The packets send out are conventionally UDP packets without payload. From a development perspective, one question is how to correlate the ICMP packet with the sent UDP packet. Conveniently, ICMP packets contain the IP header and the first eight bytes of the next protocol - the UDP header containing source port, destination port, checksum, and payload length (each fields of size two bytes). This means when we record the outgoing ports together with the sent timestamp, and correlate the later received ICMP packet to the sent packet. Great.

But as a functional programmer, let's figure whether we can abolish the (globally shared) state. Since the ICMP packet contains the original IP header and the first eight bytes of the UDP header, this is where we will embed data. As described above, the data is the sent timestamp and the value of the ttl field. For the latter, we can arbitrarily restrict it to 31 (5 bits). For the timestamp, it is mainly a question about precision and maximum expected round trip time. Taking the source and destination port are 32 bits, using 5 for ttl, remaining are 27 bits (an unsigned value up to 134217727). Looking at the decimal representation, 1 second is likely too small, 13 seconds are sufficient for the round trip time measurement. This implies our precision is 100ns, by counting the digits.

Finally to the code.

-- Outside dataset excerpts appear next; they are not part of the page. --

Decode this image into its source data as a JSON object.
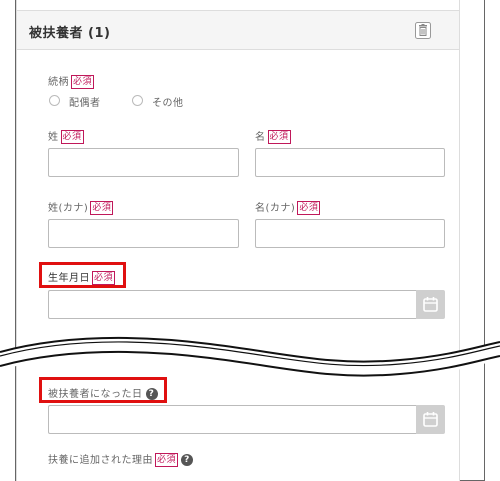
{
  "section": {
    "title": "被扶養者 (1)",
    "delete_icon": "trash-icon"
  },
  "relationship": {
    "label": "続柄",
    "required": "必須",
    "options": [
      "配偶者",
      "その他"
    ]
  },
  "last_name": {
    "label": "姓",
    "required": "必須",
    "value": ""
  },
  "first_name": {
    "label": "名",
    "required": "必須",
    "value": ""
  },
  "last_name_kana": {
    "label": "姓(カナ)",
    "required": "必須",
    "value": ""
  },
  "first_name_kana": {
    "label": "名(カナ)",
    "required": "必須",
    "value": ""
  },
  "birthdate": {
    "label": "生年月日",
    "required": "必須",
    "value": "",
    "icon": "calendar-icon"
  },
  "dependent_date": {
    "label": "被扶養者になった日",
    "help_icon": "question-circle-icon",
    "value": "",
    "icon": "calendar-icon"
  },
  "reason": {
    "label": "扶養に追加された理由",
    "required": "必須"
  },
  "colors": {
    "required": "#c0185a",
    "highlight": "#e01010",
    "header_bg": "#f5f5f5"
  }
}
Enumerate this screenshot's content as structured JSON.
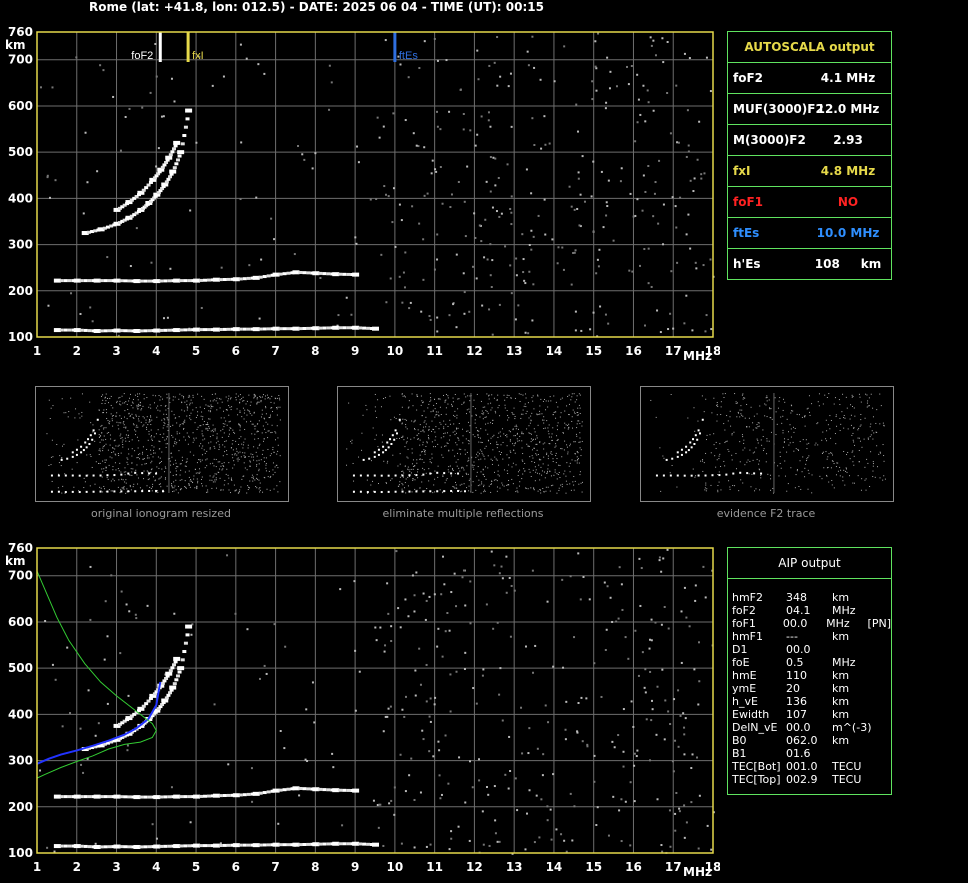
{
  "header": {
    "title": "Rome (lat: +41.8, lon: 012.5) - DATE: 2025 06 04 - TIME (UT): 00:15"
  },
  "colors": {
    "axis": "#e6d94a",
    "grid": "#6e6e6e",
    "table_border": "#5fe35f",
    "foF2_mark": "#ffffff",
    "fxI_mark": "#e6d94a",
    "ftEs_mark": "#2f6fe0",
    "profile_green": "#33cc33",
    "profile_blue": "#2233ff",
    "foF1": "#ff2222"
  },
  "autoscala": {
    "title": "AUTOSCALA output",
    "rows": [
      {
        "label": "foF2",
        "value": "4.1 MHz",
        "color": "#ffffff"
      },
      {
        "label": "MUF(3000)F2",
        "value": "12.0 MHz",
        "color": "#ffffff"
      },
      {
        "label": "M(3000)F2",
        "value": "2.93",
        "color": "#ffffff"
      },
      {
        "label": "fxI",
        "value": "4.8 MHz",
        "color": "#e6d94a"
      },
      {
        "label": "foF1",
        "value": "NO",
        "color": "#ff2222"
      },
      {
        "label": "ftEs",
        "value": "10.0 MHz",
        "color": "#2f8fff"
      },
      {
        "label": "h'Es",
        "value": "108     km",
        "color": "#ffffff"
      }
    ]
  },
  "thumbs": [
    {
      "caption": "original ionogram resized"
    },
    {
      "caption": "eliminate multiple reflections"
    },
    {
      "caption": "evidence F2 trace"
    }
  ],
  "aip": {
    "title": "AIP output",
    "lines": [
      [
        "hmF2",
        "348",
        "km",
        ""
      ],
      [
        "foF2",
        "04.1",
        "MHz",
        ""
      ],
      [
        "foF1",
        "00.0",
        "MHz",
        "[PN]"
      ],
      [
        "hmF1",
        "---",
        "km",
        ""
      ],
      [
        "D1",
        "00.0",
        "",
        ""
      ],
      [
        "foE",
        "0.5",
        "MHz",
        ""
      ],
      [
        "hmE",
        "110",
        "km",
        ""
      ],
      [
        "ymE",
        "20",
        "km",
        ""
      ],
      [
        "h_vE",
        "136",
        "km",
        ""
      ],
      [
        "Ewidth",
        "107",
        "km",
        ""
      ],
      [
        "DelN_vE",
        "00.0",
        "m^(-3)",
        ""
      ],
      [
        "B0",
        "062.0",
        "km",
        ""
      ],
      [
        "B1",
        "01.6",
        "",
        ""
      ],
      [
        "TEC[Bot]",
        "001.0",
        "TECU",
        ""
      ],
      [
        "TEC[Top]",
        "002.9",
        "TECU",
        ""
      ]
    ]
  },
  "chart_data": [
    {
      "type": "scatter",
      "title": "",
      "xlabel": "MHz",
      "ylabel": "km",
      "xlim": [
        1,
        18
      ],
      "ylim": [
        100,
        760
      ],
      "x_ticks": [
        1,
        2,
        3,
        4,
        5,
        6,
        7,
        8,
        9,
        10,
        11,
        12,
        13,
        14,
        15,
        16,
        17,
        18
      ],
      "y_ticks": [
        100,
        200,
        300,
        400,
        500,
        600,
        700,
        760
      ],
      "grid": true,
      "markers": [
        {
          "name": "foF2",
          "x": 4.1
        },
        {
          "name": "fxI",
          "x": 4.8
        },
        {
          "name": "ftEs",
          "x": 10.0
        }
      ],
      "series": [
        {
          "x": [
            1.5,
            2,
            2.5,
            3,
            3.5,
            4,
            4.5,
            5,
            5.5,
            6,
            6.5,
            7,
            7.5,
            8,
            8.5,
            9,
            9.5
          ],
          "y": [
            115,
            115,
            113,
            114,
            113,
            114,
            115,
            116,
            116,
            117,
            117,
            118,
            118,
            119,
            120,
            120,
            118
          ]
        },
        {
          "x": [
            1.5,
            2,
            2.5,
            3,
            3.5,
            4,
            4.5,
            5,
            5.5,
            6,
            6.5,
            7,
            7.5,
            8,
            8.5,
            9
          ],
          "y": [
            222,
            222,
            222,
            222,
            221,
            221,
            222,
            222,
            224,
            225,
            228,
            235,
            240,
            238,
            236,
            235
          ]
        },
        {
          "x": [
            2.2,
            2.6,
            3,
            3.3,
            3.6,
            3.8,
            4,
            4.2,
            4.4,
            4.6,
            4.8
          ],
          "y": [
            325,
            333,
            345,
            358,
            375,
            390,
            408,
            430,
            458,
            500,
            590
          ]
        },
        {
          "x": [
            3,
            3.3,
            3.6,
            3.9,
            4.1,
            4.3,
            4.5
          ],
          "y": [
            375,
            392,
            412,
            440,
            462,
            488,
            520
          ]
        }
      ]
    },
    {
      "type": "scatter",
      "title": "",
      "xlabel": "MHz",
      "ylabel": "km",
      "xlim": [
        1,
        18
      ],
      "ylim": [
        100,
        760
      ],
      "x_ticks": [
        1,
        2,
        3,
        4,
        5,
        6,
        7,
        8,
        9,
        10,
        11,
        12,
        13,
        14,
        15,
        16,
        17,
        18
      ],
      "y_ticks": [
        100,
        200,
        300,
        400,
        500,
        600,
        700,
        760
      ],
      "grid": true,
      "series": [
        {
          "x": [
            1.5,
            2,
            2.5,
            3,
            3.5,
            4,
            4.5,
            5,
            5.5,
            6,
            6.5,
            7,
            7.5,
            8,
            8.5,
            9,
            9.5
          ],
          "y": [
            115,
            115,
            113,
            114,
            113,
            114,
            115,
            116,
            116,
            117,
            117,
            118,
            118,
            119,
            120,
            120,
            118
          ]
        },
        {
          "x": [
            1.5,
            2,
            2.5,
            3,
            3.5,
            4,
            4.5,
            5,
            5.5,
            6,
            6.5,
            7,
            7.5,
            8,
            8.5,
            9
          ],
          "y": [
            222,
            222,
            222,
            222,
            221,
            221,
            222,
            222,
            224,
            225,
            228,
            235,
            240,
            238,
            236,
            235
          ]
        },
        {
          "x": [
            2.2,
            2.6,
            3,
            3.3,
            3.6,
            3.8,
            4,
            4.2,
            4.4,
            4.6,
            4.8
          ],
          "y": [
            325,
            333,
            345,
            358,
            375,
            390,
            408,
            430,
            458,
            500,
            590
          ]
        },
        {
          "x": [
            3,
            3.3,
            3.6,
            3.9,
            4.1,
            4.3,
            4.5
          ],
          "y": [
            375,
            392,
            412,
            440,
            462,
            488,
            520
          ]
        },
        {
          "x": [
            1,
            1.3,
            1.6,
            2,
            2.4,
            2.8,
            3.2,
            3.5,
            3.8,
            4,
            4.1
          ],
          "y": [
            293,
            304,
            313,
            322,
            332,
            343,
            356,
            370,
            390,
            420,
            470
          ]
        },
        {
          "x": [
            1,
            1.2,
            1.5,
            1.8,
            2.2,
            2.6,
            3,
            3.3,
            3.6,
            3.9,
            4.0,
            3.9,
            3.6,
            3.2,
            2.8,
            2.4,
            2,
            1.6,
            1.2,
            1
          ],
          "y": [
            710,
            670,
            610,
            560,
            510,
            470,
            440,
            420,
            400,
            380,
            365,
            350,
            340,
            335,
            325,
            310,
            298,
            285,
            270,
            262
          ]
        }
      ]
    }
  ]
}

First we need forth and back conversions between ports and ttl, timestamp:

(* takes a time-to-live (int) and timestamp (int64, nanoseconda), encodes them
   into 16 bit source port and 16 bit destination port:
   - the timestamp precision is 100ns (thus, it is divided by 100)
   - use the bits 27-11 of the timestamp as source port
   - use the bits 11-0 as destination port, and 5 bits of the ttl
*)
let ports_of_ttl_ts ttl ts =
  let ts = Int64.div ts 100L in
  let src_port = 0xffff land (Int64.(to_int (shift_right ts 11)))
  and dst_port = 0xffe0 land (Int64.(to_int (shift_left ts 5))) lor (0x001f land ttl)
  in
  src_port, dst_port

(* inverse operation of ports_of_ttl_ts for the range (src_port and dst_port
   are 16 bit values) *)
let ttl_ts_of_ports src_port dst_port =
  let ttl = 0x001f land dst_port in
  let ts =
    let low = Int64.of_int (dst_port lsr 5)
    and high = Int64.(shift_left (of_int src_port) 11)
    in
    Int64.add low high
  in
  let ts = Int64.mul ts 100L in
  ttl, ts

They should be inverse over the range of valid input: ports are 16 bit numbers, ttl expected to be at most 31, ts a int64 expressed in nanoseconds.

Related is the function to print out one hop and round trip measurement:

(* write a log line of a hop: the number, IP address, and round trip time *)
let log_one now ttl sent ip =
  let now = Int64.(mul (logand (div now 100L) 0x7FFFFFFL) 100L) in
  let duration = Mtime.Span.of_uint64_ns (Int64.sub now sent) in
  Logs.info (fun m -> m "%2d  %a  %a" ttl Ipaddr.V4.pp ip Mtime.Span.pp duration)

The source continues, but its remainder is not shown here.